Cinema and Digital Arts students release the short film “Paradise” despite unique challenges

Actors+Michael+Sewell+and+Justin+Ebenhack+on+the+set+of+the+short+film+%22Paradise.%22+Photo+taken+by+Myoungeun+Cho.

Actors Michael Sewell and Justin Ebenhack on the set of the short film "Paradise." Photo taken by Myoungeun Cho.

Even though they faced unique obstacles this semester, a group of Cinema and Digital Arts students have released “Paradise,” a student led film.

“Paradise” is this team’s senior capstone project and the culmination of their career at TMU.

“It was just an amazing experience to see this whole idea unfold creatively,” said Isabella Lee, one of the producers. “The film itself is a really cool concept. It’s kind of a mixture of groundhog day plus a little bit of the Pilgrim’s Progress.”

The story follows a young man looking for a place called paradise. But finding paradise isn’t easy, and he faces trials and missteps along the way.

“It’s a story about choices,” said Brooke Eaton, the second assistant director. “Sometimes the choices we make aren’t the easiest, and the film shows it.”

Creating the film wasn’t easy, either. During production, the team faced challenges as their schedule encroached on them.

From left to right: Richard LaLonde, Daniel Ellms, Owen Parlo, David Douglass, Ethan Gentry, Josh MacLeod behind the scenes. Photo taken by Myoungeun Cho.

“We shot this in two days. The second day there was a lot of pressure to make sure that we were done on time,” said Ricky Lalonde, the director and editor of the film. “But the actors had a good attitude, so it really helped.”

The strange situation with COVID-19 also created its own issues with post-production.
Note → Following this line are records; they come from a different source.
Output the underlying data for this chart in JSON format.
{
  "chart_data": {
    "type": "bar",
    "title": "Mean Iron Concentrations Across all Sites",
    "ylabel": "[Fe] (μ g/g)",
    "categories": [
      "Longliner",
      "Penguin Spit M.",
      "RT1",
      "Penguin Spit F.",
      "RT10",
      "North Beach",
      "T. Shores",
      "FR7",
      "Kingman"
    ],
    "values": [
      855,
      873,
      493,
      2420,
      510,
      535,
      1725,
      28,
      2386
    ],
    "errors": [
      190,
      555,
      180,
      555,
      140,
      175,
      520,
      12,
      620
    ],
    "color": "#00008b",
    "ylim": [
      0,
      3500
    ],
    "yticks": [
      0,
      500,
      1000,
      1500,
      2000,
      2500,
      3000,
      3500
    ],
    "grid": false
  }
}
As stay at home orders swept across the country, this team of filmmakers had to overcome an extra hurdle.

“Our initial plan was to do the editing in the lab at school, so that kind of backfired,” said Daniel Ellms, the first assistant camera. “Luckily we have a group chat, so we’re able to keep in contact that way.”

But communicating with fellow team members can still be difficult in this strange time, especially with a project this big.

“Because we’re quarantined and none of us are in the same vicinity, it’s kind of hard,” Eaton said. “We’re staying in touch with each other, but there’s only so much some of us can do.”

Even though the team faced several obstacles, they received a lot of support with this massive project.

“I’m so thankful for the many people that donated money to help finance the film,” said Ruth Hanthorn, the director of photography. “It was only because of generous people that we were able to shoot it.”

Fellow TMU students also lent a hand to help with filming.

“I was really thankful to have a lot of extras from TMU,” Lalonde said. “We filmed a bar scene on the first day, so we needed a lot of people. It was cool to have people free up their schedule for that.”

Because it was their senior capstone, this team also went through this process without much guidance. Although this was a challenge in its own right, these seniors saw it as an opportunity for growth.

“Our professors weren’t breathing down our necks for this project. It was all our own,” said Rose Bretz, one of the producers. “To just own a project like that and work our hardest to make it the best product was really awesome.”

Ruth Hanthord and Richard LaLonde taking charge on set. Photo by Myoungeun Cho.

Despite the unique challenges they experienced, these filmmakers pulled through to make “Paradise” a reality.

“Everybody worked together to create this world that we caught on camera,” Lee said. “I think we all shared a piece of what we love to do and just poured it into this project.”

And though “Paradise” is the last film these students will make at TMU, many of them hope to go on to new opportunities.

“It was really cool knowing that it was my final project,” LaLonde said. “I see it as the beginning of my career.”

As these seniors look back on their tenure at TMU, they hope future Cinema and Digital Arts students can pursue their own creative endeavors, just like they did.

“I would definitely encourage students who are doing my major to push yourself to do projects that are hard outside and of your comfort zone so that you can learn and grow,” Hanthorn said. “You’re going to make mistakes, and you’re going to mess up. But it’s all just part of the process to get better and better.”